Denwar explained that processors and feed mills have to import soybeans and soybean mill from Brazil to supply the nation’s poultry farmers. He would like to see soybean for animal feed grown in Ghana.

“The government intends to make agriculture very businesslike and to grow agriculture,” Denwar said. “We think that soybean is one of the crops that can feed into that agribusiness model.”

Godfree Chigeza, who was recently hired at the International Institute of Tropical Agriculture in Zambia, said that soybean is the fastest-growing crop in Africa. “People are now aware of the importance of soybean, not just in terms of human nutrition, but in terms of poultry feed,” he said. “Farmers are diversifying into soybean for animal feed. They are able to get income, and then they are able to send their kids to school. That’s very important. In the past, the only emphasis was on human food crops—things like maize, cowpea, drybeans—but you need to understand that for farmers to move from poverty they need to have income, and crops like soybean provide farmers an opportunity to have income so that they can reinvest into their farm practices.”
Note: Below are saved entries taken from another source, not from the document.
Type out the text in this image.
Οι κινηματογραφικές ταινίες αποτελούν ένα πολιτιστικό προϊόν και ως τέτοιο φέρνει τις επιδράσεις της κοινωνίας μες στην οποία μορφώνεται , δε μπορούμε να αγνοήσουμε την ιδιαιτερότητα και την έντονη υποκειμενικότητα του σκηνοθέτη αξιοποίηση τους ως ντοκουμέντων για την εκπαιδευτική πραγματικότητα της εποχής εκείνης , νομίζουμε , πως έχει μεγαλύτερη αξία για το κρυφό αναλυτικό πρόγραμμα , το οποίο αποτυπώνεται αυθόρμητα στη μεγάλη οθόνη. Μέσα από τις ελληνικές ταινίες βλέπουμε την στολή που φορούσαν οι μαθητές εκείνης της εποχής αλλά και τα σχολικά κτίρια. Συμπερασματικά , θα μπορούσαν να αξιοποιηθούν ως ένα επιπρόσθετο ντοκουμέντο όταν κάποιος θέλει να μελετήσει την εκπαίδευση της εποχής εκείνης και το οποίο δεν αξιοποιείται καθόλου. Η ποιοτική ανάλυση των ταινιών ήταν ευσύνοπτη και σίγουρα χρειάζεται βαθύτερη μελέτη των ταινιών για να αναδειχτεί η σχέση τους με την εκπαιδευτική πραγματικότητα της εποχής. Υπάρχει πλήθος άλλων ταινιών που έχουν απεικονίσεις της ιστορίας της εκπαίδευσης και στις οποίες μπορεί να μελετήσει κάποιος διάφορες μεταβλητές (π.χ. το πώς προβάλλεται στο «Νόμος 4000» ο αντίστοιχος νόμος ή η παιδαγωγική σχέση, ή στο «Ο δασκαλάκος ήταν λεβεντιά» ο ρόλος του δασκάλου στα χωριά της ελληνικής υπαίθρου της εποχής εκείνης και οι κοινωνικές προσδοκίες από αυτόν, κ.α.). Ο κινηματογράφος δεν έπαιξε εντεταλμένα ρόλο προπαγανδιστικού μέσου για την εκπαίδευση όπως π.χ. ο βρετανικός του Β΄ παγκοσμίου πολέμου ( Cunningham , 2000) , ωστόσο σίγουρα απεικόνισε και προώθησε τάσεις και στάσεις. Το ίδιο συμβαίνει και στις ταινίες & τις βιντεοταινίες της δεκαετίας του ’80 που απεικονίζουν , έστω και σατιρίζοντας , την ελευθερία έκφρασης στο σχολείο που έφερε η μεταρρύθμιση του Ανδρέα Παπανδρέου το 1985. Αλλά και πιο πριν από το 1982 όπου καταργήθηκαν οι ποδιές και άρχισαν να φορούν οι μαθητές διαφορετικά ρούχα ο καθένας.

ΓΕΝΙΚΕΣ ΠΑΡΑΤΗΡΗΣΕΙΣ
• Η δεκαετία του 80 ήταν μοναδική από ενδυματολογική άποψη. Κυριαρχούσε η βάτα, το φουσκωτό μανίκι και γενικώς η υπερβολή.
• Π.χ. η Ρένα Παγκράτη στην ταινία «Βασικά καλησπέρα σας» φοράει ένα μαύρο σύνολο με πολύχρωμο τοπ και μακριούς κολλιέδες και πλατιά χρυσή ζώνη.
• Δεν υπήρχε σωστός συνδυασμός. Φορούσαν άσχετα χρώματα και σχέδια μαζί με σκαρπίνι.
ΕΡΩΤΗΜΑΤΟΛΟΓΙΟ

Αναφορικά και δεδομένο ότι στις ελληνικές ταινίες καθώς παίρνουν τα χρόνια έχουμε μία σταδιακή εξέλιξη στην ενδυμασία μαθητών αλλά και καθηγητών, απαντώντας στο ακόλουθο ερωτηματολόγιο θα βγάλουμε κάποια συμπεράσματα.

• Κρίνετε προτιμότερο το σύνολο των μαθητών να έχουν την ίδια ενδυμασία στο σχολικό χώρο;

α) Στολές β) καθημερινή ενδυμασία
Goldsmith elaborated on how this program is a very different approach to how researchers can address real needs and affect change in developing countries.

“There have been critiques of programs that just provide emergency support, yet do little to avert the next calamity,” he said. “There have been critiques of grain delivery programs that distort markets and decrease incentives for local production. There have been critiques of university research because it affects journals but not livelihoods. And there have been critiques of development efforts that just implement projects with no regard to sustainable solutions or effectiveness. Feed the Future ‘research for development’ breathes new life into how universities can be relevant and extend their service mission to include the developing world.”